Jetzt klar? – Automatische und garantierte Glückseeligkeit ist nicht, da können die Talkshow-Ökonomen und die Wirtschaftspolitik versprechen, was sie wollen. Keynes „General Theory“ war ursprünglich dazu gedacht, eine Erklärung für die „Economics of Chaos“ zu liefern und deren Auswirkungen abzumildern, woraus einige seiner Jünger leichtfertig eine Art wirtschaftspolitisches Viagra machten und einer willigen Zielgruppe von interventionistischen Politikern gegenüber sehr erfolgreich vermarkteten; völlig zu unrecht, denn die vorstehende Einsicht Luhmanns ist weitestgehend inhaltsgleich mit der von Keynes. Und sie ist natürlich Lichtjahre von dem entfernt, was uns die Lehrbuch-Ökonomie auftischt.

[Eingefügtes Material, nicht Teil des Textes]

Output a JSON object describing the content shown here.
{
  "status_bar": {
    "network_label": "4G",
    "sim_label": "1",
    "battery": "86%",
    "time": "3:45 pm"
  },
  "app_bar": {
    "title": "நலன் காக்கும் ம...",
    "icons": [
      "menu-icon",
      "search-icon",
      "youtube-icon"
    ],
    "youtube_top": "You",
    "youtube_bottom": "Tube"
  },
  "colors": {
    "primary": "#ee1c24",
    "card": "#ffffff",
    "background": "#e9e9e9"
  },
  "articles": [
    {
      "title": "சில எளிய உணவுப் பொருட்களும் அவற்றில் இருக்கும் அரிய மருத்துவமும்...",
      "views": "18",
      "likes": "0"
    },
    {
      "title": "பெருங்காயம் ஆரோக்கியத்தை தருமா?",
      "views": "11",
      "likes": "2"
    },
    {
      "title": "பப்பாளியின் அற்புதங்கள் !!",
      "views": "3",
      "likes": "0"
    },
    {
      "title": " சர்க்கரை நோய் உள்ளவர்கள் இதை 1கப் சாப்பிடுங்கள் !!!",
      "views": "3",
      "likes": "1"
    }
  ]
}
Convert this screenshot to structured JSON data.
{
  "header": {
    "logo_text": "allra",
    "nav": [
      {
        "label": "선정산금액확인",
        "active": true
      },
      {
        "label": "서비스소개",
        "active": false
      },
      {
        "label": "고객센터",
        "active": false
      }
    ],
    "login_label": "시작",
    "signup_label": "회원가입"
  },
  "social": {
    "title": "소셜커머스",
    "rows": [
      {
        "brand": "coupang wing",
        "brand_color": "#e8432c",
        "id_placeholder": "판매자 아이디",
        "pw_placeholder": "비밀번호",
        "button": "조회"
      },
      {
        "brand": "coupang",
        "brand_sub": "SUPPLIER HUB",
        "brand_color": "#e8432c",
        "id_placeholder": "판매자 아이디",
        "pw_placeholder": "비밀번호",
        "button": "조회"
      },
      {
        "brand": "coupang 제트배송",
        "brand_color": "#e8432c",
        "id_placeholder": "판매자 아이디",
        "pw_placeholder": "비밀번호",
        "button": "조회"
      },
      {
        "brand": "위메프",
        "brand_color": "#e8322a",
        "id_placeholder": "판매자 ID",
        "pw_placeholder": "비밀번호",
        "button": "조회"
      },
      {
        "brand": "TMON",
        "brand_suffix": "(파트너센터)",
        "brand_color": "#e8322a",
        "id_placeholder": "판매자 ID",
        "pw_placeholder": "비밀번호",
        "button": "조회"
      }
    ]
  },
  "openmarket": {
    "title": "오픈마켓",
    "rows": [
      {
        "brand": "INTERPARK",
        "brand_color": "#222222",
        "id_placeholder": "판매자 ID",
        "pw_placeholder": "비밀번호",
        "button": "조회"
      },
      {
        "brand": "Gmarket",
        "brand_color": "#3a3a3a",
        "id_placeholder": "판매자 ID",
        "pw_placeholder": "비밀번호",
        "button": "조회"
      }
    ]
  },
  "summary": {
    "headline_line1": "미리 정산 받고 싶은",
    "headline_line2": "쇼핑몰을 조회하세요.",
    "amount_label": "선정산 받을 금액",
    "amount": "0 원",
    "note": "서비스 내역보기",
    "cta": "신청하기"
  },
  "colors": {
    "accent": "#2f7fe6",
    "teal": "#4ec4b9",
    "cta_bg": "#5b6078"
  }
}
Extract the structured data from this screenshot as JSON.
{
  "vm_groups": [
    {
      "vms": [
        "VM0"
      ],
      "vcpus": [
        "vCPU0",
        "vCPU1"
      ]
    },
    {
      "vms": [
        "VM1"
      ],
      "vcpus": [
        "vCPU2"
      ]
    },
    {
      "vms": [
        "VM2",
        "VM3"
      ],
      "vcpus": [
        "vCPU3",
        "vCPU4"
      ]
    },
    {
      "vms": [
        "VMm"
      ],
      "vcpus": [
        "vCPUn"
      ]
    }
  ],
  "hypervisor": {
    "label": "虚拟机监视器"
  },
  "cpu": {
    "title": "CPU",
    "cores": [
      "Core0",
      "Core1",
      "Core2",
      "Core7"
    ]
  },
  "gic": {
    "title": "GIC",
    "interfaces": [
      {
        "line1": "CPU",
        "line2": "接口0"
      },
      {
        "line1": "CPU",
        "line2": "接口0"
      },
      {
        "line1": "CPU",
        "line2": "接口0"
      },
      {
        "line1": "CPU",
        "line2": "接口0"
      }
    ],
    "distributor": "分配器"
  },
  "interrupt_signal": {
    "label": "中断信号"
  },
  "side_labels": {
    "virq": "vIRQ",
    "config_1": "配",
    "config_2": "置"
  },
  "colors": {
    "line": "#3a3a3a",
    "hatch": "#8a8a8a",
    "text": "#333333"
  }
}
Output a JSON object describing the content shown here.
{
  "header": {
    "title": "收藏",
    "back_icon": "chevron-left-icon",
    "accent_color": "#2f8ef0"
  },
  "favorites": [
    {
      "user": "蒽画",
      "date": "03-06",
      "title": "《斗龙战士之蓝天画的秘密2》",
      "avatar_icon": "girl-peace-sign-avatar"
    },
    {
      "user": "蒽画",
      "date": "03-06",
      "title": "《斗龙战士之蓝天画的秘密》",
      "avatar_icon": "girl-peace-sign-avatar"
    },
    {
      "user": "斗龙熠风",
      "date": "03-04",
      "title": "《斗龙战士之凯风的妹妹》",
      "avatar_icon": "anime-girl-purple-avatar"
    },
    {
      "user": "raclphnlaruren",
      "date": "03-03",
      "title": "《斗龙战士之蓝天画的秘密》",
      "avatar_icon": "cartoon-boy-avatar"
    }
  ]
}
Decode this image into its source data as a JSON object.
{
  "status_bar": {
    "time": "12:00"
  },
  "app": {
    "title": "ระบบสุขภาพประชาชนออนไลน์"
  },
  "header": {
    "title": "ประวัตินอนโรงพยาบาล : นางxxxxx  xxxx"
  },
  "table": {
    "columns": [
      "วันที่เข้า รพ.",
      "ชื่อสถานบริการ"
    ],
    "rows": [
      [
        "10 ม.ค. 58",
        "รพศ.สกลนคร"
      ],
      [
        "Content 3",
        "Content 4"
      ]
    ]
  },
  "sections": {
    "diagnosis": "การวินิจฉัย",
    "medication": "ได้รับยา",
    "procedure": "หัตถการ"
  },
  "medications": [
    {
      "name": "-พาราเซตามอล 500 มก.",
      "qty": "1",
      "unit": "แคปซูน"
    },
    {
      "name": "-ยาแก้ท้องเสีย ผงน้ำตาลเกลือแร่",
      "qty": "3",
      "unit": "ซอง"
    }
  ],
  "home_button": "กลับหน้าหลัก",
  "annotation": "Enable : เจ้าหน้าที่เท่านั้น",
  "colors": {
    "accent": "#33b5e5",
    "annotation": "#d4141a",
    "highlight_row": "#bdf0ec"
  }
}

Aber kehren wir zurück zu Baeckers Text:

„Mit anderen Worten, der Kapitalismus ist eine Zumutung. Er ist eine intellektuelle Zumutung, denn wer steigt nicht bereits nach diesen wenigen Sätzen aus und hört auf mitzurechnen, weil die sachliche, zeitliche und soziale Komplexität sich als Überforderung darstellt? Es geht um eine riskante Produktion, eine Überbrückung von Gegenwart und Zukunft und eine Vernetzung zwischen Kreditgebern und Kreditnehmern, die so viele Variablen enthält, dass unklar ist, ob die Gleichung aufgehen kann.“

Sachlich, zeitlich und sozial – sprich in allen Sinndimensionen – wäre der Mensch mit dem Kapitalismus überfordert, schreibt er. Und dennoch scheint er zu funktionieren, die meiste Zeit jedenfalls! – „Der Markt ist das beste Koordinationssystem für eine Vielzahl unwichtiger Entscheidungen“, meinte dazu US Ökonom und Finanzkrisenguru Hyman Minsky einmal. Aber die ganz, ganz großen Klopper, die sollte man ihm besser nicht anvertrauen. Natürlich lebt es sich an den Hängen des Vesuvs in glückseeliger Beschaulichkeit – die meiste Zeit jedenfalls. Aber wenn er dann doch ausbricht, der Vesuv, dann ist halt nicht nur die Ernte vom letzten Sommer beim Teufel, sondern alles. Kapisch? Finis universalis! Und das muss es ja nun wirklich nicht sein, oder? Vielleicht lebt es sich gerade einmal 20km weiter auch nicht so schlecht, und die regelmäßige Totalvernichtung bleibt einem erspart? – Wie heißt es bei Hayek, Popper und Dahrendorf immer so schön: Der Fortschritt wäre einer des Irrens und Entdeckens? Warum unser Wirtschaftssystem von einem solchen Fortschritt ausnehmen? Der „Irrtum“ sollte mittlerweile offenkundig sein, aber wie steht’s jetzt mit dem „Entdecken“?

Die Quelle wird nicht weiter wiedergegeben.